Windows 10 macht das Streamen von Filmen über Smartphone, Tablet oder den Laptop auf die Xbox One zum Kinderspiel. Ein Nutzungsszenario, bei dem sich der Anwender einen günstigen HDMI-Stick oder Mini-PC kauft, um hauptsächlich YouTube-Videos am Fernseher zu schauen und im Internet zu surfen, scheint es in Microsofts Ökosystem nicht zu geben. Genauso gibt es für Gamer, die sich ein wenig mehr Grafikleistung wünschen, als die Xbox One bieten kann, unter Windows 10 kein Interface, das die Bedienung per Controller am Fernseher erlaubt.
Wenn Alienware oder ASUS jetzt eine Spielekonsole mit Windows 10 herstellen wollten, müssten die Hersteller einen eigenen Controller mit einem zusätzlichen Treiber mitliefern, der die Pfeiltasten einer Tastatur simuliert, um den Tablet-Modus von Windows 10 halbwegs am Fernseher bedienbar zu machen, gleichzeitig in Games aber zur regulären Steuerung umschalten muss. Der Xbox One-Controller käme nicht infrage, denn über dessen Software bestimmt Microsoft und eine Bedienung von Windows 10 ist damit nicht vorgesehen.
Das TV-Benutzererlebnis unter Windows 10 wird mit der Xbox One gleichgesetzt. Doch in einem Ökosystem, das auf sämtlichen Plattformen vorhanden sein will, darf dies nicht sein. Man ist bereits so weit, dass selbst die Hersteller die Streaming-Funktionalität zur Xbox One und umgekehrt bei eigenen Produktvorstellungen bewerben, selbst aber kein eigenes Gerät als Alternative anbieten können. Microsoft sollte es ermöglichen, dass beispielsweise einfach über die Xbox-App ein Video zum HDMI-(PC-)Stick oder zur PC-Spielekonsole am Fernseher gestreamt werden kann. Weshalb gibt es diesen Formfaktor überhaupt, wenn ihn Microsoft nicht ernst nimmt?

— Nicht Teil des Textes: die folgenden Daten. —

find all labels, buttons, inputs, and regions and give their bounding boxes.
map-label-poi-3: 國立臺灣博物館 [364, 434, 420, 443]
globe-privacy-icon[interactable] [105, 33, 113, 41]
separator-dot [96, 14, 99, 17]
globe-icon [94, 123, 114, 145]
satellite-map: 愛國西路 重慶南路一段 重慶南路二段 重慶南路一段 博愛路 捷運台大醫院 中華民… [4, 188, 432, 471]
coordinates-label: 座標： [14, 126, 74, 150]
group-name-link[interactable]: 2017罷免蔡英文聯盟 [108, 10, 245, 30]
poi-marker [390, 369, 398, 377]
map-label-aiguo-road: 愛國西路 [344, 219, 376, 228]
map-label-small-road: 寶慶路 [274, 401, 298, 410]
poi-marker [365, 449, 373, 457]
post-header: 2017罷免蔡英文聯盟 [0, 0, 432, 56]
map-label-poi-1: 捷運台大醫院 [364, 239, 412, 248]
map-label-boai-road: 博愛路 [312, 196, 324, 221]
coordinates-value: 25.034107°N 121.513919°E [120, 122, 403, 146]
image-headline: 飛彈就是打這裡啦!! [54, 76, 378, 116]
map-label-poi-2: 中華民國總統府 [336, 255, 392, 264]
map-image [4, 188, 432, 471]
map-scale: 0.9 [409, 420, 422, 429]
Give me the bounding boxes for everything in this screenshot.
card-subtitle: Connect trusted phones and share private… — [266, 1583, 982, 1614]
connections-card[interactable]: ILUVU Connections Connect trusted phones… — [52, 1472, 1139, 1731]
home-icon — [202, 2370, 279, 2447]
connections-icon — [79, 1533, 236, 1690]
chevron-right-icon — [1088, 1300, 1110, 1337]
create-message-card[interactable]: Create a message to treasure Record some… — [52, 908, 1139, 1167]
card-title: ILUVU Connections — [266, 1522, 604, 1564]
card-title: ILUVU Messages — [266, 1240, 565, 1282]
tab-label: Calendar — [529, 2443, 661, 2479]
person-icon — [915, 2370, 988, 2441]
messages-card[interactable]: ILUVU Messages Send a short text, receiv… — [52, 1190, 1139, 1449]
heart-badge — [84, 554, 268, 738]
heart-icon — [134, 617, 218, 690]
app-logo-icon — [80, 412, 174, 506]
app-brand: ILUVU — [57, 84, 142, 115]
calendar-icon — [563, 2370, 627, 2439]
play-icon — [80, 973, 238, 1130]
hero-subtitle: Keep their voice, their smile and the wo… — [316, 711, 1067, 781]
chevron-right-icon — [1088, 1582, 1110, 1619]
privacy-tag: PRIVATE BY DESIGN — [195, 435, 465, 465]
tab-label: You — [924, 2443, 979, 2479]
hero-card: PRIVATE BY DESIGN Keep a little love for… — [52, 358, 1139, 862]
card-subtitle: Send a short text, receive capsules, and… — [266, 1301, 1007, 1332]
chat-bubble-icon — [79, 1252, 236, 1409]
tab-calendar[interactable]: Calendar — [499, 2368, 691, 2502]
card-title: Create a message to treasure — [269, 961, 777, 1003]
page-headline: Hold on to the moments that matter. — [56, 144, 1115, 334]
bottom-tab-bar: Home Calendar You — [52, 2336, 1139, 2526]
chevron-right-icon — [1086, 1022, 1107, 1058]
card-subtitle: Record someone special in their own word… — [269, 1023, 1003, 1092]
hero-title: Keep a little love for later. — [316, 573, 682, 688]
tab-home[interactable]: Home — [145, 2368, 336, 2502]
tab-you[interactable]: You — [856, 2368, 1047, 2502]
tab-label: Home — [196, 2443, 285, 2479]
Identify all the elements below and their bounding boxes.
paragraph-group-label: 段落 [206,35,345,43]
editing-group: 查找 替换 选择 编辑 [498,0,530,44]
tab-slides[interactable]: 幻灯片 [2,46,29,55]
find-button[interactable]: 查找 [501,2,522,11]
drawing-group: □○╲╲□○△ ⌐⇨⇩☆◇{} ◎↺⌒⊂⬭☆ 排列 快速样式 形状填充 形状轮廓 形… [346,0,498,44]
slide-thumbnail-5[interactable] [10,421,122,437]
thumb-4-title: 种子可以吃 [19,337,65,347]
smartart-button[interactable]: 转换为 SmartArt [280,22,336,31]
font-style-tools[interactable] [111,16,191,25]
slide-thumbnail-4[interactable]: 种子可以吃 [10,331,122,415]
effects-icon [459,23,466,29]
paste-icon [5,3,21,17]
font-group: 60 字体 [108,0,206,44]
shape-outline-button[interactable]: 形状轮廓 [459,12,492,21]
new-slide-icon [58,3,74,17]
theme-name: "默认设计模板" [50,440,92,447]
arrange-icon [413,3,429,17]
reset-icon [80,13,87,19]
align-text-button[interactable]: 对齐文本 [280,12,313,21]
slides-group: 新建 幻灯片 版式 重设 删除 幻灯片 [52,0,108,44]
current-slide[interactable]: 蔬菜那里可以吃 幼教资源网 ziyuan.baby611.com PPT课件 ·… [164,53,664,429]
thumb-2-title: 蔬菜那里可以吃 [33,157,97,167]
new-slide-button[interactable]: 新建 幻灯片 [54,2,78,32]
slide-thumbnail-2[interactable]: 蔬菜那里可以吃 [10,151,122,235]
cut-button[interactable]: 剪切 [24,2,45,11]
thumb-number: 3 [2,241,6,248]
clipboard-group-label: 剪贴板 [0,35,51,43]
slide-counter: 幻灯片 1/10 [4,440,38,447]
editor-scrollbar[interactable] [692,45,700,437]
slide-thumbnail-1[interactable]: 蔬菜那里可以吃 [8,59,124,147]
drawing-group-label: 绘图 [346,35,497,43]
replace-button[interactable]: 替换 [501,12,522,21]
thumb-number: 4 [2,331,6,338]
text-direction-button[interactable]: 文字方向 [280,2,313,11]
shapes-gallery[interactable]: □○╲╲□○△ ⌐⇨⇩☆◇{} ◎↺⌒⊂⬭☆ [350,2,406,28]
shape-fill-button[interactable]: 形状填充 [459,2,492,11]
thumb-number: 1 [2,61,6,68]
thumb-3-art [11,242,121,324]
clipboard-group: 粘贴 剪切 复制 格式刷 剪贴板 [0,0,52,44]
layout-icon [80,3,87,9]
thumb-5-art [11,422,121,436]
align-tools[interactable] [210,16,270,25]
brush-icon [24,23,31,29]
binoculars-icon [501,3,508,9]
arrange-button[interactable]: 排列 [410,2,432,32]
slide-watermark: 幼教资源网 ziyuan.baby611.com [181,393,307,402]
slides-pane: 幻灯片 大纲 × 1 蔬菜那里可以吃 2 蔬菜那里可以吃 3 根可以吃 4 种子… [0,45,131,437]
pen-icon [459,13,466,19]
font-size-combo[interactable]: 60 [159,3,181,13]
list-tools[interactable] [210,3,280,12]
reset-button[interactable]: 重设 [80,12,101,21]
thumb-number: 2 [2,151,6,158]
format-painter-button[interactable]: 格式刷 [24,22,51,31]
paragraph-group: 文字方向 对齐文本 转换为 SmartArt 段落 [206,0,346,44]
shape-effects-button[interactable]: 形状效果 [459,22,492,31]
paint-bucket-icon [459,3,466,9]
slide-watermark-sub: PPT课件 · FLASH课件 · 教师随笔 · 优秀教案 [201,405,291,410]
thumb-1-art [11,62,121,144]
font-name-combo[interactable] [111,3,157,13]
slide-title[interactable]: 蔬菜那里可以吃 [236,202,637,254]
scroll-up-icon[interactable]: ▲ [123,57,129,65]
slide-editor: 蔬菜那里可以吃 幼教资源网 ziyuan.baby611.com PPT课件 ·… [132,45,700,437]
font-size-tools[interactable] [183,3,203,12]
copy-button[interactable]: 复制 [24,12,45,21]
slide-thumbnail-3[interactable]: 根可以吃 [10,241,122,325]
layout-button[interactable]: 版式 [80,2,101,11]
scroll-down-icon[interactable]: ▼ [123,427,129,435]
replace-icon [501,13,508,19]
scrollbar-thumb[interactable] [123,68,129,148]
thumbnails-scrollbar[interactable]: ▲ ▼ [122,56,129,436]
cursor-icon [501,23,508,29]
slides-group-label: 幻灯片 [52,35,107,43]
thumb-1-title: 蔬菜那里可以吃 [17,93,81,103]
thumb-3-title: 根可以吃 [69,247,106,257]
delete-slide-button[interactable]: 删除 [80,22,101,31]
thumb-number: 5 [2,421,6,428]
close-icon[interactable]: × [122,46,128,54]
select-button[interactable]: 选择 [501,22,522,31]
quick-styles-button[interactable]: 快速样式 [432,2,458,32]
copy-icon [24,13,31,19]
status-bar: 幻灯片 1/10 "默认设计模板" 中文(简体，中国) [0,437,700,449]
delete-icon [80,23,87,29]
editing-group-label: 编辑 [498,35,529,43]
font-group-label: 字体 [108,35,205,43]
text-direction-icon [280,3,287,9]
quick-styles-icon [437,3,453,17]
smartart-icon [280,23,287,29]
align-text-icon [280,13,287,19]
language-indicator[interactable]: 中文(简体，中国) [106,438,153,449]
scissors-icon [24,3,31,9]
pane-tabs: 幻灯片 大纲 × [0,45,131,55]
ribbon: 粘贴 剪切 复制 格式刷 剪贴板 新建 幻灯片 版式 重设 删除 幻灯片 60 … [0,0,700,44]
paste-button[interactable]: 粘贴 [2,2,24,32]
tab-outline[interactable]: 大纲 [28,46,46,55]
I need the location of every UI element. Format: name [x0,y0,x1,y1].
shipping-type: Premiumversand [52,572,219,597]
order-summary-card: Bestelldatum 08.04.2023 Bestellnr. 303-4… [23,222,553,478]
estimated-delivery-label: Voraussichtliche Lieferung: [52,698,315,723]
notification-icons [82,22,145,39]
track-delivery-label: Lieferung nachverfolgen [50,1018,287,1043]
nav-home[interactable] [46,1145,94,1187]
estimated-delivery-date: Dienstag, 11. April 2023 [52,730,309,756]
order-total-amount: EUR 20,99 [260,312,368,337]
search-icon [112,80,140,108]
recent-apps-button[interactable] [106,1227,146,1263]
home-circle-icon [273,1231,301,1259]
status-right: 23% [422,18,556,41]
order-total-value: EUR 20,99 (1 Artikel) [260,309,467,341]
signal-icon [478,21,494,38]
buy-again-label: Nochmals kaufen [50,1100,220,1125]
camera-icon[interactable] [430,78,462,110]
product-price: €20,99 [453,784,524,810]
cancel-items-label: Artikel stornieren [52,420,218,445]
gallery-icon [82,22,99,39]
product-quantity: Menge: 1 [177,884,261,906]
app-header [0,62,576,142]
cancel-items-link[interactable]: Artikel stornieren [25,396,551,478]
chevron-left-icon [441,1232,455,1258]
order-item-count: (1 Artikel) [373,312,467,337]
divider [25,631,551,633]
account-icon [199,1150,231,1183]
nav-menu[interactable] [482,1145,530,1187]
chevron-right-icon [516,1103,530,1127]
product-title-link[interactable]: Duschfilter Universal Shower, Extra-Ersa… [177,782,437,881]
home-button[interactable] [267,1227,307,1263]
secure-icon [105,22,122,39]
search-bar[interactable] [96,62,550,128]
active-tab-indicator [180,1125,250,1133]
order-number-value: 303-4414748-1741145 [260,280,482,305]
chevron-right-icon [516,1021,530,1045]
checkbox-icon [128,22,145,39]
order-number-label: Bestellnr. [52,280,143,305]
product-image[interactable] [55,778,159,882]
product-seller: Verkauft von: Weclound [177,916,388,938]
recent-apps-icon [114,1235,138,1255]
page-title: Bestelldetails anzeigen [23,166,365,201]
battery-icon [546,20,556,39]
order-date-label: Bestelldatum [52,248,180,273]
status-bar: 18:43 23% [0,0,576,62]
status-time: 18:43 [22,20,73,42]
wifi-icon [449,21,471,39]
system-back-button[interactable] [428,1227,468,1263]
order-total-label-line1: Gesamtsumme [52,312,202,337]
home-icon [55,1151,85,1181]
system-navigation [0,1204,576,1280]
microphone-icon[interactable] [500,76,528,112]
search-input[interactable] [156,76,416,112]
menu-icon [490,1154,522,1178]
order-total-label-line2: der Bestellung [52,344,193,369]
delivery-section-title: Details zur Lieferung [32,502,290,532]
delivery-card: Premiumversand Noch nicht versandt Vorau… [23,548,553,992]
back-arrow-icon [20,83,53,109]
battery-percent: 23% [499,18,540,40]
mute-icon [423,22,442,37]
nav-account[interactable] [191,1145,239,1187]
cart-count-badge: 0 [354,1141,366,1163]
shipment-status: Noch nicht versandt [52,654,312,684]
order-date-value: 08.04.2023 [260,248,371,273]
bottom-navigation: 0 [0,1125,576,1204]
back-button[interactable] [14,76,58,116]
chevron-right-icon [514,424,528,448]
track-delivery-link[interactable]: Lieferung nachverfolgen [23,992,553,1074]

Surface, Lumia und selbst HoloLens sollen den Herstellern als Anreiz dafür dienen, selbst mit ähnlicher Hardware ins Windows-Ökosystem einzusteigen. Diesen Auftrag verfolgt jedoch nicht die Xbox und das, obwohl die OEMs bereits seit Monaten versuchen, genau in dieses Segment einzudringen. Folgerichtig sollte Microsoft die „TV-Tauglichkeit“ von Windows 10 ausbauen, um Entertainment nicht lediglich mit der Xbox One – also primär einer Spielekonsole – gleichzusetzen. Im Status quo wird hingegen Potenzial vergeudet.